I just read this book, and a lot of what he says makes a great deal of sense. His analysis of the claims of the medical establishment re the low-carb diet, and the research on which they are based, is straightforwardly presented, with references cited. Some of this was a big eye-opener for me, since I've read all the Pritikin/McDougall claims about the bad effects of protein and fat. If, as Dr. A states, most cultures studied for dietary evaluation purposes show an approximate 90% correspondence between sugar and fat intake, then any analysis that claims bad effects based on fat intake levels alone must be inadequately founded, unless they have gone further in their research to separate effects of fat intake from those of sugar intake.

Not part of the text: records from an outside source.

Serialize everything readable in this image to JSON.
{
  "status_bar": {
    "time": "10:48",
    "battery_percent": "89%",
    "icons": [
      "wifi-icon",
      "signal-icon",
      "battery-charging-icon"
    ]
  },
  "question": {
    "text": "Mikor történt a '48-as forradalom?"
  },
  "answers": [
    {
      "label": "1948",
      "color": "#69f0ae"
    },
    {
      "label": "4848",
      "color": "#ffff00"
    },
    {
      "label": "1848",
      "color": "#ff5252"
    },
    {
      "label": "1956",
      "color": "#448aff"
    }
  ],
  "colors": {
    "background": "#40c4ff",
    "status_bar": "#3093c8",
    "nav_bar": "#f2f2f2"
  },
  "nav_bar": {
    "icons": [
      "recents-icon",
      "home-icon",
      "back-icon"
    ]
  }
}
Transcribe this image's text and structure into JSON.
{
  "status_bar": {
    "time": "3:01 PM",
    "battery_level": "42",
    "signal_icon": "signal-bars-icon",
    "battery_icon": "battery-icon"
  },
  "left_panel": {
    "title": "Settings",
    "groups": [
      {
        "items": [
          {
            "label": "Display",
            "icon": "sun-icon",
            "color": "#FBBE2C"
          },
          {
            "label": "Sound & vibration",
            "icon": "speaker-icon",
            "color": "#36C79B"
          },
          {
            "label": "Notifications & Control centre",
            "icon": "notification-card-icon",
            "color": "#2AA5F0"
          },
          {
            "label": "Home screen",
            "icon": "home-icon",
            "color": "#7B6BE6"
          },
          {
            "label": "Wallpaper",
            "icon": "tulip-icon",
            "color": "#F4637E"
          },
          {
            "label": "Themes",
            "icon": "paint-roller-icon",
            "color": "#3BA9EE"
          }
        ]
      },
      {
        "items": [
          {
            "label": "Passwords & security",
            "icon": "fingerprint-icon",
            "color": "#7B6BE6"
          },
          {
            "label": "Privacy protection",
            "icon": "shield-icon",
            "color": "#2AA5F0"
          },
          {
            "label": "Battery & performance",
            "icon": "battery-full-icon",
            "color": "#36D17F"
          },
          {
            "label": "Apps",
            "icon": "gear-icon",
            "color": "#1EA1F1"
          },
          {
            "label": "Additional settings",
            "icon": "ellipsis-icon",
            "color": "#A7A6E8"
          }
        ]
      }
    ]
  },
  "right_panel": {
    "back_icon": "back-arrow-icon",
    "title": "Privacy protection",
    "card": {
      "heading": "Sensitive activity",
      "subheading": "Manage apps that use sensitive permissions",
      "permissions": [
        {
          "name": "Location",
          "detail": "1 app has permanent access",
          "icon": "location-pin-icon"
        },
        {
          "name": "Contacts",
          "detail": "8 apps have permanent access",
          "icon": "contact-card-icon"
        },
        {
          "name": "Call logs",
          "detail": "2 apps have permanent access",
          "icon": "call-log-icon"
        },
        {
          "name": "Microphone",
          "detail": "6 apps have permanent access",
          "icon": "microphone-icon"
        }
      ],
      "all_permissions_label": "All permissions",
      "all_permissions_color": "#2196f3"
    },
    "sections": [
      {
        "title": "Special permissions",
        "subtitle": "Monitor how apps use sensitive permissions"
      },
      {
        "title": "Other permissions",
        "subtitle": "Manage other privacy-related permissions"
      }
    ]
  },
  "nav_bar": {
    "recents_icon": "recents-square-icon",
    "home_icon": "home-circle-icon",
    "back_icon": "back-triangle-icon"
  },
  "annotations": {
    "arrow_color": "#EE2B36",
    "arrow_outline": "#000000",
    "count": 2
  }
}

Bottom line, we may (once again) be facing lies from the medical establishment. (What a surprise... hard to believe this establishment considers itself "scientific".) It appears possible that some or much of the deterioration in our health over this century may be more closely related to increase in intake in sugars and refined starches, rather than in increase in fat intake.
Worth a read for anyone interested in improving their health, or just wondering why we keep getting fatter even though we're eating less fat.